Zhou Qingning, Cai Jianwen, Zhou Haibo
Department of Biostatistics, University of North Carolina at Chapel Hill, Chapel Hill, North Carolina 27599, U.S.A.
Biometrics. 2018 Mar;74(1):58-67. doi: 10.1111/biom.12744. Epub 2017 Aug 3.
Epidemiologic studies and disease prevention trials often seek to relate an exposure variable to a failure time that suffers from interval-censoring. When the failure rate is low and the time intervals are wide, a large cohort is often required so as to yield reliable precision on the exposure-failure-time relationship. However, large cohort studies with simple random sampling could be prohibitive for investigators with a limited budget, especially when the exposure variables are expensive to obtain. Alternative cost-effective sampling designs and inference procedures are therefore desirable. We propose an outcome-dependent sampling (ODS) design with interval-censored failure time data, where we enrich the observed sample by selectively including certain more informative failure subjects. We develop a novel sieve semiparametric maximum empirical likelihood approach for fitting the proportional hazards model to data from the proposed interval-censoring ODS design.

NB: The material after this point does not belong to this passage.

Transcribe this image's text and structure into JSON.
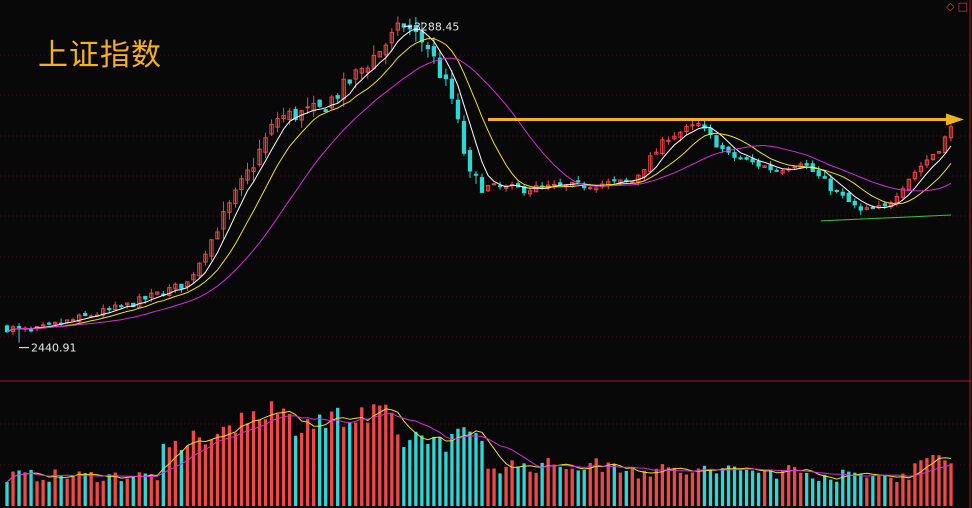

This approach employs the empirical likelihood and sieve methods to deal with the infinite-dimensional nuisance parameters, which greatly reduces the dimensionality of the estimation problem and eases the computation difficulty. The consistency and asymptotic normality of the resulting regression parameter estimator are established. The results from our extensive simulation study show that the proposed design and method works well for practical situations and is more efficient than the alternative designs and competing approaches. An example from the Atherosclerosis Risk in Communities (ARIC) study is provided for illustration.
流行病学研究和疾病预防试验常常试图将一个暴露变量与一个存在区间删失的失效时间联系起来。当失效率较低且时间间隔较宽时,通常需要一个大的队列,以便在暴露与失效时间的关系上获得可靠的精度。然而,对于预算有限的研究者来说,采用简单随机抽样的大型队列研究可能成本过高,尤其是当获取暴露变量的成本很高时。因此,需要有成本效益的替代抽样设计和推断程序。我们提出了一种针对区间删失失效时间数据的依结果抽样(ODS)设计,即通过有选择地纳入某些信息更丰富的失效个体来丰富观测样本。我们开发了一种新颖的筛半参数最大经验似然方法,用于将比例风险模型拟合到所提出的区间删失ODS设计的数据中。该方法采用经验似然和筛法来处理无穷维的干扰参数,这大大降低了估计问题的维度并减轻了计算难度。建立了所得回归参数估计量的一致性和渐近正态性。我们广泛的模拟研究结果表明,所提出的设计和方法在实际情况中效果良好,并且比替代设计和竞争方法更有效。文中提供了社区动脉粥样硬化风险(ARIC)研究的一个例子进行说明。